Kitobni o'qish: «Колыванский муж», sahifa 4

Shrift:

Глава девятая

После этого происшествия у гроба я не спал целую ночь, и с этого случая меня не оставляло чувство необъяснимой и страшной тревоги. Бабушка была схоронена, а я, по приглашению баронессы и по совету барона Андрея Васильевича, перешел жить во флигель старушки. Барон говорил:

– Это перст Божий! (Он везде видел перст Божий.) Вы должны быть как сын и как брат у ваших достойных друзей.

– О, я очень рад, – отвечал я.

– Да, да; я верю, что вы их любите.

– Конечно, барон: они показали мне так много добра.

– Прекрасно, прекрасно! Вы благородный молодой человек, – сказал мне барон и, пожав мою руку, тихо заплакал от умиления.

Я поселился и стал жить еще ближе к ним, и совсем слился душою с этими женщинами. Меня приглашали приехать повидаться в Москву и в Калужскую губернию, – я не ехал и чувствовал, что это не надо. Станут расспрашивать, а я не хотел, чтобы меня расспрашивали и как-нибудь называли – или шутливо, или обидно-снисходительно. Я даже мучился, когда в получаемых письмах отца были напоминания: смотреть – не онемечиться с немками. «Держи ухо востро. Дружи, а камень за пазухой носи, – чтобы шиш взяли». Все это меня мучило и казалось мне напрасно, неделикатно и нечестно. Как я мог говорить или слушать о них что-нибудь, кроме похвал и восторгов? Я никогда и во всю мою жизнь не жил так мирно и хорошо, как теперь. Всегдашний мир, всегдашняя целомудренная простота, доведенная до пределов в нашем обществе невероятных. Моя квартира – это был рай, и я знал, не мог не знать, что эти букеты цветов на столе переменяет не толстая эстонка-служанка, с которою я мог говорить только одно слово «еймуста», то есть «не понимаю». Мое белье – и то было осмотрено, и это меня сначала мучило. Я не мог спросить и не мог не догадываться, что за этим смотрят такие образованные женщины, которые в другой среде гнушались бы подобными занятиями – нашли бы их с своим положением несовместными, даже, пожалуй, шокирующими и унизительными. Английская литература, поэзия, классическая музыка, живопись на фарфоре – и мои полотенца! Но у них все это мирилось вместе.
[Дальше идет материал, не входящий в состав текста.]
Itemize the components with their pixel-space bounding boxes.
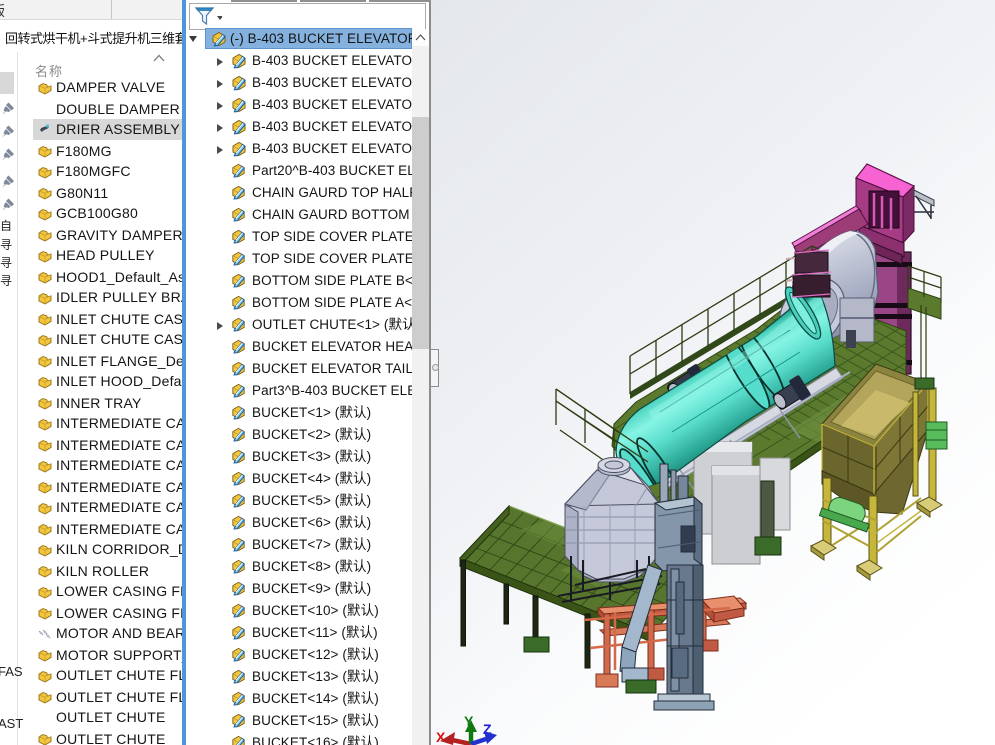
- svg-text:X: X: [436, 729, 446, 745]
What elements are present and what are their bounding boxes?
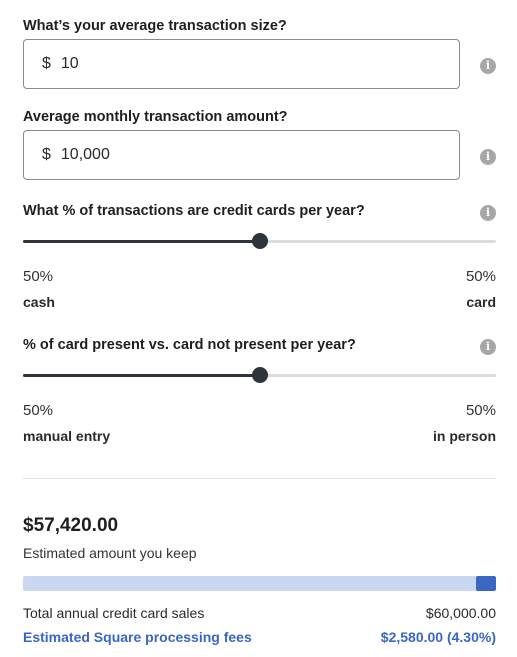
processing-fees-label: Estimated Square processing fees	[23, 629, 252, 645]
currency-symbol: $	[42, 146, 51, 163]
manual-entry-percent: 50%	[23, 402, 54, 419]
section-divider	[23, 478, 496, 479]
present-slider-label: % of card present vs. card not present p…	[23, 337, 356, 353]
cash-percent: 50%	[23, 268, 54, 285]
present-slider-thumb[interactable]	[252, 367, 268, 383]
credit-slider-thumb[interactable]	[252, 233, 268, 249]
total-sales-value: $60,000.00	[425, 605, 496, 621]
kept-amount-label: Estimated amount you keep	[23, 545, 197, 561]
kept-vs-fees-bar	[23, 576, 496, 591]
info-icon[interactable]: i	[480, 149, 496, 165]
in-person-percent: 50%	[465, 402, 496, 419]
kept-amount: $57,420.00	[23, 515, 119, 536]
fees-bar-segment	[476, 576, 496, 591]
processing-fees-value: $2,580.00 (4.30%)	[380, 629, 496, 645]
credit-slider-label: What % of transactions are credit cards …	[23, 203, 365, 219]
avg-transaction-label: What’s your average transaction size?	[23, 18, 287, 34]
monthly-amount-value: 10,000	[60, 146, 110, 163]
info-icon[interactable]: i	[480, 339, 496, 355]
manual-entry-label: manual entry	[23, 428, 111, 444]
credit-slider-fill	[23, 240, 260, 243]
credit-slider[interactable]	[23, 233, 496, 249]
avg-transaction-input[interactable]: $ 10	[23, 39, 460, 89]
in-person-label: in person	[432, 428, 496, 444]
info-icon[interactable]: i	[480, 205, 496, 221]
total-sales-label: Total annual credit card sales	[23, 605, 205, 621]
card-label: card	[466, 294, 496, 310]
present-slider[interactable]	[23, 367, 496, 383]
info-icon[interactable]: i	[480, 58, 496, 74]
monthly-amount-label: Average monthly transaction amount?	[23, 109, 288, 125]
monthly-amount-input[interactable]: $ 10,000	[23, 130, 460, 180]
present-slider-fill	[23, 374, 260, 377]
card-percent: 50%	[465, 268, 496, 285]
currency-symbol: $	[42, 55, 51, 72]
cash-label: cash	[23, 294, 55, 310]
avg-transaction-value: 10	[60, 55, 79, 72]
Лето проходило. Аврора ездила к матери в Курляндию и возвратилась. Мы ее нетерпеливо ждали и разучили ко встрече ее новый вальс Шопена. Аврора приехала несколькими днями раньше, чем обещала, но нимало не поправилась, а даже как будто похудела и имела вид «грозный». Мы так над нею шутили, и она шутила и улыбалась, но потом через минуту ее очаровательное детское лицо опять становилось «грозно». Она стала как будто уединяться, и осенью, когда уже с деревьев сыпались листья, не позволяла снять качель и своего гамака, в котором она всегда любила лежать и качаться, как индианка. На участливые вопросы Лины, отчего она стала держать себя несколько странно, Аврора долго не отвечала, а потом один раз сказала:

– Не спрашивай меня: у меня есть предчувствия.

– Какие?

– Ах, вот ты как любопытна! Я боюсь, что дождь повредил шнурки моего гамака, и он оборвется.
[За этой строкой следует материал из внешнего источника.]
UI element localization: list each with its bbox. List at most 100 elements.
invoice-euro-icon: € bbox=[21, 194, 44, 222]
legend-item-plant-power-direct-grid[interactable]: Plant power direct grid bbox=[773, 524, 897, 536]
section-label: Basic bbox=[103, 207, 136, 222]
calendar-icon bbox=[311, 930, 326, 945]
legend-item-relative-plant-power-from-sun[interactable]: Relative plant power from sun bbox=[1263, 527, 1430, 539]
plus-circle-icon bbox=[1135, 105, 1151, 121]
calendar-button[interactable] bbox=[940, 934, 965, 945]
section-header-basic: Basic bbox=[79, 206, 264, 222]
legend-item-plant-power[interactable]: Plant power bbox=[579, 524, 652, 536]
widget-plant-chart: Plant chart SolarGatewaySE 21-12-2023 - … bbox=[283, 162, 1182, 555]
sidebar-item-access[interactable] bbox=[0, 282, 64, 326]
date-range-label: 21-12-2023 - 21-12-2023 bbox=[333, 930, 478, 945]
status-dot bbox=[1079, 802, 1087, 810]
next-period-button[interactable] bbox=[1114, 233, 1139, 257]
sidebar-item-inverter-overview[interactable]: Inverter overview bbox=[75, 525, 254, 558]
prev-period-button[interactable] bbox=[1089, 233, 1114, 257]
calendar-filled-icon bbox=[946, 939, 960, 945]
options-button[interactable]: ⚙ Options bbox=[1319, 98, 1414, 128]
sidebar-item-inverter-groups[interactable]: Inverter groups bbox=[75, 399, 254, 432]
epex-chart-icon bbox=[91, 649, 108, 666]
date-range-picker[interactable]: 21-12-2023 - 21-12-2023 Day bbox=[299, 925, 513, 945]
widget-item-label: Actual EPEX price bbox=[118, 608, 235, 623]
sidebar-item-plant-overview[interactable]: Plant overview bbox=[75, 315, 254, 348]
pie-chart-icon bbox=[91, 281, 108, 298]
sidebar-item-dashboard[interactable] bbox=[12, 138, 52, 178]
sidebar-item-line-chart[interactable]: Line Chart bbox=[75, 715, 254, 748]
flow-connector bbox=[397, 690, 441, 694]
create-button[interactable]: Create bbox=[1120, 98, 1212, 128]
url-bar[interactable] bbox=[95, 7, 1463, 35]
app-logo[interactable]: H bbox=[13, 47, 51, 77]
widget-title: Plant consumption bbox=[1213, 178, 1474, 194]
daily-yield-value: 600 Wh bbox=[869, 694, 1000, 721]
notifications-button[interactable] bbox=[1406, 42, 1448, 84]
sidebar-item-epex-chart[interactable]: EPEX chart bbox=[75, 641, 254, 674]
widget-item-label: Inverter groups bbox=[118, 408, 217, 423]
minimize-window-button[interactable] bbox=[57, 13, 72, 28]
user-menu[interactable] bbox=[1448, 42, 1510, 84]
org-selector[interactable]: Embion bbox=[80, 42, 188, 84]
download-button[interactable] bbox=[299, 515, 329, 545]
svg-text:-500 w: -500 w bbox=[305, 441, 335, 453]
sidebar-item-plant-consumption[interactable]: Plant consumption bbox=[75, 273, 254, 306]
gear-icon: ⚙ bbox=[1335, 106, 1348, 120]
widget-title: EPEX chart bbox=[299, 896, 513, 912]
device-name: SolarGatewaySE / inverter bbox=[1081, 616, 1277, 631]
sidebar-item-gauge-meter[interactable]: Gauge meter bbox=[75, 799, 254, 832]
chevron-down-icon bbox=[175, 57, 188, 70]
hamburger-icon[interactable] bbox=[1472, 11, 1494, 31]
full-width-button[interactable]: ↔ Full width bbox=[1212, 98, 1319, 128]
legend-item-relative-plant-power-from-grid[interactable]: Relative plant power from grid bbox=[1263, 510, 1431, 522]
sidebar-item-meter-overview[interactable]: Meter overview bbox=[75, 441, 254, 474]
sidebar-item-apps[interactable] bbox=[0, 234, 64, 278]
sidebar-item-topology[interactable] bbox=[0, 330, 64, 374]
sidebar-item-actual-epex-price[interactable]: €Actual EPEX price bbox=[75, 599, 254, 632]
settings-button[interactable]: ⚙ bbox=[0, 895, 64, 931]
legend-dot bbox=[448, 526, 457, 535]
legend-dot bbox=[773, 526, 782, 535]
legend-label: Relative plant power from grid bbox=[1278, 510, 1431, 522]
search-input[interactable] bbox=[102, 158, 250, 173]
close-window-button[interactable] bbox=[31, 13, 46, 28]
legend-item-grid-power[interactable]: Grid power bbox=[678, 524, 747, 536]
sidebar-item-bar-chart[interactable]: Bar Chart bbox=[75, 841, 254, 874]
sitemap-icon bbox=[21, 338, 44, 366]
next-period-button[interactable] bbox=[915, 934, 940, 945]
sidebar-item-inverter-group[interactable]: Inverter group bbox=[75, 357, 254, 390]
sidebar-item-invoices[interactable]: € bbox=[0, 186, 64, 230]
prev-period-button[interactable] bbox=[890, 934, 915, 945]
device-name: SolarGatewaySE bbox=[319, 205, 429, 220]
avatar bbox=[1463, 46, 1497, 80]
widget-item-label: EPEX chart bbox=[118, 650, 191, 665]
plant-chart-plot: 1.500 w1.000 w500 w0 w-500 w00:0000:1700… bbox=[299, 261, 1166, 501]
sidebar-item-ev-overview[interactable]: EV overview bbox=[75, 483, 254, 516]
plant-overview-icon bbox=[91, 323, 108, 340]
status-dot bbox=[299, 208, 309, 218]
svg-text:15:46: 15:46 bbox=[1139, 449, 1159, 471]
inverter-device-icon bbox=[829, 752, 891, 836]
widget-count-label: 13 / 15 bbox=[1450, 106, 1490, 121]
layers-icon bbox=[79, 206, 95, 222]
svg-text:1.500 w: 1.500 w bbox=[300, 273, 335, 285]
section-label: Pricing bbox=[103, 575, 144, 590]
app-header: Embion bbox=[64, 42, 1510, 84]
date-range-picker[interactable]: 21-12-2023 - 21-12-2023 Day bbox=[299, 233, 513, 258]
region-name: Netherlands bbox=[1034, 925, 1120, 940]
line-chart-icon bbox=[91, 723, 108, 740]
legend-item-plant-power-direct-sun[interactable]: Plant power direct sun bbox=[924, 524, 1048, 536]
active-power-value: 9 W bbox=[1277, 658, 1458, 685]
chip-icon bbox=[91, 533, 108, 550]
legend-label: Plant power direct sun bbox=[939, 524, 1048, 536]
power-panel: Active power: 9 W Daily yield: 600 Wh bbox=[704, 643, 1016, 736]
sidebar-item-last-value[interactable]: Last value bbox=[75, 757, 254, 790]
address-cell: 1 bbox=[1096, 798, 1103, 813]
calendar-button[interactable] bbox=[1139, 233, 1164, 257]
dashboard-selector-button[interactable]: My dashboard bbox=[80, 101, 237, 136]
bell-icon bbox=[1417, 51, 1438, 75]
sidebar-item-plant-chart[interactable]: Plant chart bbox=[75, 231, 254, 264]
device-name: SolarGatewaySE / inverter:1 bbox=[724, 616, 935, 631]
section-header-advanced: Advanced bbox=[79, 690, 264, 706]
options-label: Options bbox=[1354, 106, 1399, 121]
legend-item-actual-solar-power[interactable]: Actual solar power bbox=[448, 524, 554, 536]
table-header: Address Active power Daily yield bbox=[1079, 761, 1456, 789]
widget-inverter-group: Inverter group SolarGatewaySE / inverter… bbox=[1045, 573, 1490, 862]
И она с этим так сильно повернулась в гамаке, что выпала из него на землю и до слез больно подвихнула себе ногу.

Это произвело в доме тревогу, и мы целые сутки клали лед к больной ноге Авроры; а через несколько дней она стала ходить с палочкой, причем в ее фигуре и походке обнаружилось чрезвычайно большое сходство с покойной бабушкой. Оно было так велико, что сначала всех нас удивило и заставило улыбаться, а потом показалось и поразительным.
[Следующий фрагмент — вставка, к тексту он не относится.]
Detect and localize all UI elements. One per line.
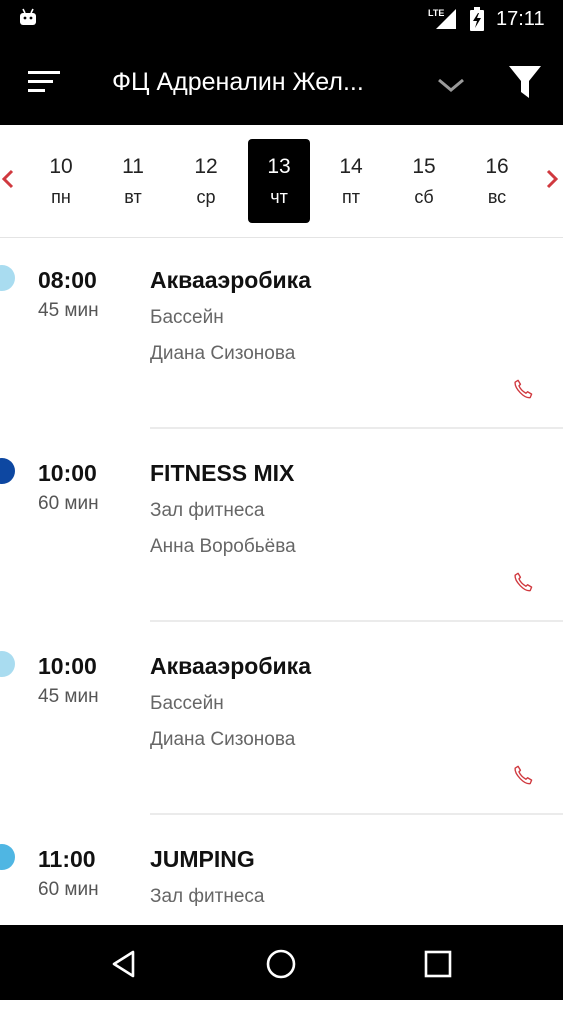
day-number: 11 [122,155,144,178]
session-room: Бассейн [150,693,224,714]
session-room: Бассейн [150,307,224,328]
day-number: 14 [339,155,363,178]
session-trainer: Анна Воробьёва [150,536,296,557]
day-of-week: пт [342,187,360,207]
day-of-week: вт [124,187,142,207]
back-icon[interactable] [108,947,142,981]
chevron-left-icon[interactable] [1,167,15,191]
session-time: 11:00 [38,846,96,872]
day-of-week: пн [51,187,71,207]
menu-icon[interactable] [28,67,60,97]
day-number: 15 [412,155,436,178]
divider [150,427,563,429]
session-name: Аквааэробика [150,653,311,679]
divider [150,813,563,815]
session-time: 10:00 [38,653,97,679]
app-bar: ФЦ Адреналин Жел... [0,39,563,125]
day-of-week: вс [487,187,507,207]
recents-icon[interactable] [421,947,455,981]
phone-icon[interactable] [512,764,534,786]
session-duration: 60 мин [38,879,99,900]
day-number: 13 [267,155,291,178]
phone-icon[interactable] [512,378,534,400]
session-trainer: Диана Сизонова [150,343,296,364]
battery-icon [470,7,484,31]
date-strip: 10 пн 11 вт 12 ср 13 чт 14 пт 15 сб 16 в… [0,125,563,238]
category-dot [0,844,15,870]
day-of-week: сб [414,187,434,207]
session-duration: 45 мин [38,300,99,321]
day-11[interactable]: 11 вт [102,139,164,223]
svg-text:LTE: LTE [428,8,444,18]
divider [150,620,563,622]
category-dot [0,265,15,291]
day-13-selected[interactable]: 13 чт [248,139,310,223]
day-of-week: чт [270,187,288,207]
session-name: FITNESS MIX [150,460,295,486]
session-room: Зал фитнеса [150,886,265,907]
session-time: 08:00 [38,267,97,293]
session-name: JUMPING [150,846,255,872]
session-duration: 45 мин [38,686,99,707]
session-item[interactable]: 10:00 45 мин Аквааэробика Бассейн Диана … [0,623,563,816]
chevron-down-icon[interactable] [436,75,466,95]
navigation-bar [0,925,563,1000]
filter-icon[interactable] [508,64,542,100]
session-duration: 60 мин [38,493,99,514]
chevron-right-icon[interactable] [545,167,559,191]
home-icon[interactable] [264,947,298,981]
day-number: 12 [194,155,218,178]
signal-icon: LTE [428,8,456,29]
day-10[interactable]: 10 пн [30,139,92,223]
category-dot [0,651,15,677]
day-16[interactable]: 16 вс [466,139,528,223]
day-of-week: ср [196,187,216,207]
session-item[interactable]: 08:00 45 мин Аквааэробика Бассейн Диана … [0,237,563,430]
session-item[interactable]: 10:00 60 мин FITNESS MIX Зал фитнеса Анн… [0,430,563,623]
session-name: Аквааэробика [150,267,311,293]
category-dot [0,458,15,484]
day-number: 10 [49,155,73,178]
session-room: Зал фитнеса [150,500,265,521]
session-trainer: Диана Сизонова [150,729,296,750]
clock: 17:11 [496,8,545,30]
day-14[interactable]: 14 пт [320,139,382,223]
day-number: 16 [485,155,509,178]
phone-icon[interactable] [512,571,534,593]
android-icon [20,8,36,25]
club-title[interactable]: ФЦ Адреналин Жел... [112,68,364,97]
day-15[interactable]: 15 сб [393,139,455,223]
status-bar: LTE 17:11 [0,0,563,39]
day-12[interactable]: 12 ср [175,139,237,223]
session-time: 10:00 [38,460,97,486]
– Вот видишь, – говорила Авроре Лина, – не я, а ты будешь похожа на бабушку.

– Да, я похожа, но только наружно, а ты внутренно: у тебя прекрасное сердце, а у меня – злое. Ты вестник жизни и свободы, – я вестник смерти и неволи. Я деспот.

Лина и я рассмеялись, Аврора же продолжала быть веселою и в самый этот день действительно сделалась «вестником смерти».

Я никогда не забуду этого важнейшего дня в моей жизни. Он был день свежий и ясный. Солнце ярко обливало своим сверканьем деревья, на полуобнаженных ветвях которых слабо качались пожелтевшие и озолотившиеся листья, в гроздах красной рябины тяжело шевелились ожиревшие дрозды. Баронессы и Лины не было дома, служанка работала на кухне, Аврора качалась с книгою в руках в своем гамаке, а я составлял служебный отчет в своей комнате. Ради прекрасного дня окна в сад у меня были открыты.

Сильно занятый вычислениями, я слышал среди работы, что как будто стукнул молоток у запертой входной двери, а потом как будто мимо окон промелькнула стройная фигурка Авроры. Я подумал, что, вероятно, некому отпереть двери, и Аврора сама пошла это сделать. Конечно, было бы вежливее, если бы я ее предупредил, но мне было некогда, я сводил сложное вычисление и сейчас же опять в него погрузился.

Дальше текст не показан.